もしも訪問看護師になりたいと求人を探している人は、給料の良しあしだけを考えるのではなく、実際にどのような働きが求められているのかということをよく理解して選ばなくてはいけません。
給料が高いのは、研修費用やスキルアップのための勉強費用が含まれていることもある
訪問看護師は、さまざまな知識を持っていることが重要です。
もちろん仕事でかかわったケースに対応することで少しずつ学んでいくこともできますが、率先して勉強や研修に参加することを求められるという場合があります。通常研修などに参加する費用はその勤務する事業所から補助が出ることが多いです。しかしながら、事業所によっては研修などは自己負担とするところもあるのです。

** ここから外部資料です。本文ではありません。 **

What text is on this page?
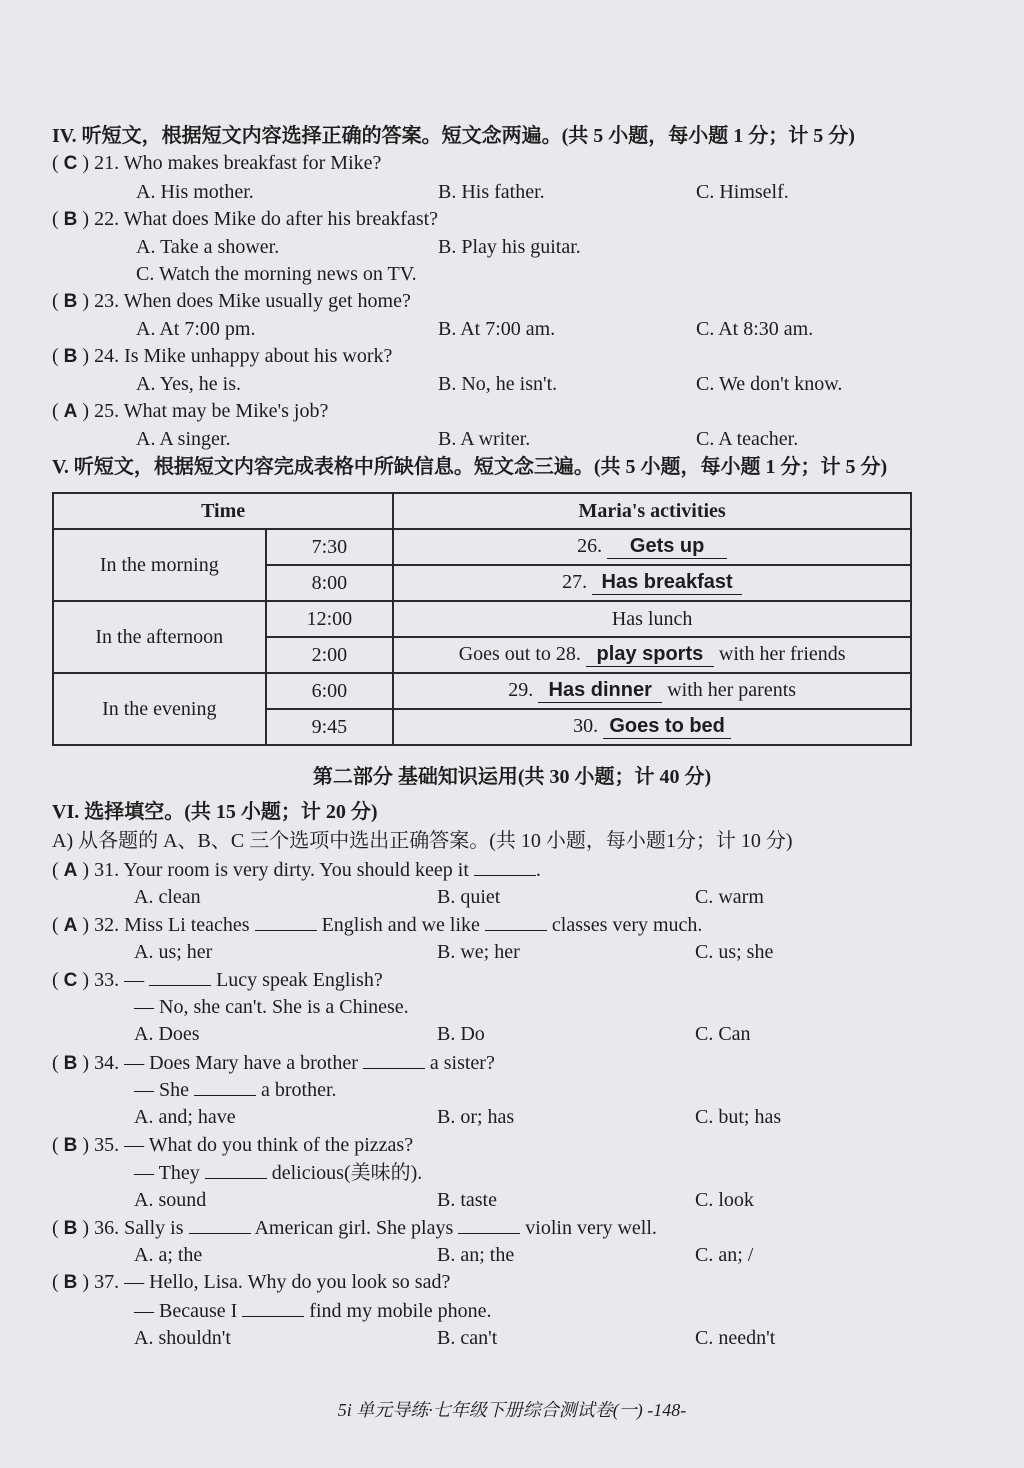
IV. 听短文，根据短文内容选择正确的答案。短文念两遍。(共 5 小题，每小题 1 分；计 5 分)
( C ) 21. Who makes breakfast for Mike?
A. His mother.	B. His father.	C. Himself.
( B ) 22. What does Mike do after his breakfast?
A. Take a shower.	B. Play his guitar.
C. Watch the morning news on TV.
( B ) 23. When does Mike usually get home?
A. At 7:00 pm.	B. At 7:00 am.	C. At 8:30 am.
( B ) 24. Is Mike unhappy about his work?
A. Yes, he is.	B. No, he isn't.	C. We don't know.
( A ) 25. What may be Mike's job?
A. A singer.	B. A writer.	C. A teacher.
V. 听短文，根据短文内容完成表格中所缺信息。短文念三遍。(共 5 小题，每小题 1 分；计 5 分)
Time		Maria's activities
In the morning	7:30	26. Gets up
	8:00	27. Has breakfast
In the afternoon	12:00	Has lunch
	2:00	Goes out to 28. play sports with her friends
In the evening	6:00	29. Has dinner with her parents
	9:45	30. Goes to bed
第二部分 基础知识运用(共 30 小题；计 40 分)
VI. 选择填空。(共 15 小题；计 20 分)
A) 从各题的 A、B、C 三个选项中选出正确答案。(共 10 小题，每小题1分；计 10 分)
( A ) 31. Your room is very dirty. You should keep it	.
A. clean	B. quiet	C. warm
( A ) 32. Miss Li teaches	English and we like	classes very much.
A. us; her	B. we; her	C. us; she
( C ) 33. —	Lucy speak English?
— No, she can't. She is a Chinese.
A. Does	B. Do	C. Can
( B ) 34. — Does Mary have a brother	a sister?
— She	a brother.
A. and; have	B. or; has	C. but; has
( B ) 35. — What do you think of the pizzas?
— They	delicious(美味的).
A. sound	B. taste	C. look
( B ) 36. Sally is	American girl. She plays	violin very well.
A. a; the	B. an; the	C. an; /
( B ) 37. — Hello, Lisa. Why do you look so sad?
— Because I	find my mobile phone.
A. shouldn't	B. can't	C. needn't
5i 单元导练·七年级下册综合测试卷(一) -148-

つまり研修は強制ではないけれど、やはり知識を深めるためには率先して参加することが重要。しかしその参加はあくまで自分の意志で選択するものなので、研修費用は自己負担とするところもあるのです。研修の内容によっては、他県に行って受けるようなものもあります。また数日間に及ぶ研修もあります。主催する団体が大きくて、有名な講師を呼ぶ場合には、研修費用も高いときもあります。
給料が良いというものには、このような研修費用は自分で出すためにあらかじめ高く設定されているところが少なくありません。また研修費用が自己負担になるかというのは、実際に勤務してみなければわからないことです。そのため後で勉強をしたいけれど、研修費ばかりがかかって困ると後悔する人も少なくありません。
給料が高いところは、評価も厳しい
給料の良いところに入職することができたから安定した生活ができると喜んでいる人もいるでしょう。しかし実際に給料が高いところは、評価も厳しいということを覚えておきましょう。つまり即戦力としては能力が足りない、また利用者からのクレームが多い場合には、せっかく転職したけれど解雇されることもあるということを知っておくべきなのです。
実際に事業所では、転職してきた人がどのような人かを知るために試用期間を設けているところも少なくありません。
実体験では、この3か月の間に利用者からのクレームが複数件あり、注意を受けたけれど改善することができなかったため、解雇されたという人もいます。そのように、給料が高いところは、評価が厳しいということをしっかり意識しておくべきなのです。必ずしも高い能力が必要なわけではありません。社会人として当たり前のマナー、対応、接遇などができ、経験を積みながら訪問看護師として成長していくことができたらいいのです。
まとめ
いかがでしたでしょうか。給料が魅力的な求人は惹かれますが、訪問看護師として転職するときにはちょっと注意も必要です。実際に公開されている求人内容だけでは、その仕事内容や求められることなどわからないこともあるため、疑問に思ったことは面接で質問するなど、今後の参考にしてみてください。